Our development projects are located where tenants and guests want to be – in the heart of the city. By joining Le Bijou, you get the opportunity to choose to invest in an unbeatable location in the Swiss capital at Schauplatzgasse, Bern, as well as at the doorstep of Zurich's most exclusive address, Bahnhofstrasse, and so much more.

While direct real estate investments are pseudo-illiquid and take longer to sell, Le Bijou is an exception. This is due to our partnership with Moonshot, a Swiss investor network focused on alternative investments, which can help you sell your assets on its secondary market.

Further, thanks to our synergy with Moonshot, we offer up to 50% interest-free capital through our partner Moonshot as a loyalty bonus for investors. How is that important? Well, a simple example: let’s say you invested CHF 150’000 in real estate by putting in CHF 100’000 of your own money and borrowing the other CHF 50’000 via the 50% interest-free capital. Assuming an annual return of 10%, your investment would increase to CHF 165’000 in a single year. After paying the borrowed CHF 50’000 back, you would have CHF 115’000, earning a 15% return on your investment.

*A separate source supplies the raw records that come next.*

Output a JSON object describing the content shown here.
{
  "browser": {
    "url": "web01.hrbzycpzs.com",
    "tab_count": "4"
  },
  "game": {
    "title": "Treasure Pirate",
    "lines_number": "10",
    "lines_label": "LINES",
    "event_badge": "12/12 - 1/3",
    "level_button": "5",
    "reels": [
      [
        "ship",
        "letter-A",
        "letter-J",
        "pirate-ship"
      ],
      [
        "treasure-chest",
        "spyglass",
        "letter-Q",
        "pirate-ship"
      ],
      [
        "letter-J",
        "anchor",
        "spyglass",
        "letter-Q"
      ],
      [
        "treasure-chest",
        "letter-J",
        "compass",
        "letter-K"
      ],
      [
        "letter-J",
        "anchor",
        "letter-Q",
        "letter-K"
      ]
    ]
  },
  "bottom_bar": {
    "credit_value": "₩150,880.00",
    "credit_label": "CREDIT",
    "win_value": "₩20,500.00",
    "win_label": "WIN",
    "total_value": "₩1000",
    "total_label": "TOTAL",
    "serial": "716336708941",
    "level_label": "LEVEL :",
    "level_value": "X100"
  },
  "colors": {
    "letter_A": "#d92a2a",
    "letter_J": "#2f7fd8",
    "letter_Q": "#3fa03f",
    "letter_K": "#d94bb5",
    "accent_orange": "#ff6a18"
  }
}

On the other hand, the same CHF 100’000 investment without the leverage would bring you only a 10% return, which is 50% less than in the aforementioned example.

Investing in real estate may be easier than you think. So don’t settle for the old headaches of direct real estate investing. In the 21st century, real estate businesses not only make it easier to invest in and maintain real estate but also offer greater diversification and higher returns than you could get on your own.